Die Vorbereitungen sind bereits in vollem Gange. Oberndorfer berichtet: "Ein erfahrenes Team steht Gewehr bei Fuß, mein Crewchief ist ein Kanadier, der seit zwanzig Jahren nichts anderes als Racing macht. Das Auto wird gerade aufgebaut und dürfte bis Ende März fertig sein."

Noch ist also genügend Zeit. Der Saisonauftakt der NASCAR Whelen Euro Serie erfolgt am 23. April 2016 im spanischen Valencia. Danach geht es auf den wunderschönen Short-Track im niederländischen Venray (15./16. Mai), dann folgen Brands Hatch und das kleine, flache Oval im französischen Tours.

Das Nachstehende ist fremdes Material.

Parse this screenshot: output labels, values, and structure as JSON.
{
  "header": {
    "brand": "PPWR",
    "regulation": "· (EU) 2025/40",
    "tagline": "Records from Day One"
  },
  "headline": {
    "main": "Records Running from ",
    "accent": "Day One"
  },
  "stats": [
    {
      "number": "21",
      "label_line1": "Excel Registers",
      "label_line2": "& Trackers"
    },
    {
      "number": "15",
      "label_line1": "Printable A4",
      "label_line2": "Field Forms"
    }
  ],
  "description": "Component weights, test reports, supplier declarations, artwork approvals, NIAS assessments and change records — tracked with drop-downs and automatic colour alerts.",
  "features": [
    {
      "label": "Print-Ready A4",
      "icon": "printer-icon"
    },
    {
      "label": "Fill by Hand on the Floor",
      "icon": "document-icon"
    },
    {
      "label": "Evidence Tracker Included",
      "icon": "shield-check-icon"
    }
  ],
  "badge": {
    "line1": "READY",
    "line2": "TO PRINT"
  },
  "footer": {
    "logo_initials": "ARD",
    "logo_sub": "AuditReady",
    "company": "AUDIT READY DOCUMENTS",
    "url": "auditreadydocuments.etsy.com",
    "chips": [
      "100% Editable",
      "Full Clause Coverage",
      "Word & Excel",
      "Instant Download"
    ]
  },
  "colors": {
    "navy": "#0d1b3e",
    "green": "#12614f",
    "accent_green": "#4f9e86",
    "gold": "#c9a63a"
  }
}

Nach der Sommerpause besucht die NWES noch den Adria Raceway in Italien und zum Finale im Oktober das belgische Zolder.

Natürlich bekommen die Fans einen einen entsprechenden Gegenwert.

"Zum Beispiel durch ein Foto oder einen Schriftzug auf dem Auto oder, bei einem größeren Engagement, als Gast-Teammitglied direkt an der Strecke, um das Projekt hautnah und live mit zu verfolgen. Alles ist möglich!"

Oberndorfer weiß: "Damit hat man als Fan endlich einmal die Möglichkeit, das wirkliche Rennfeeling nicht nur von der Tribüne, sondern als Teil des ganzen Geschehens mit zu erleben. Mehr NASCAR geht in Deutschland absolut nicht."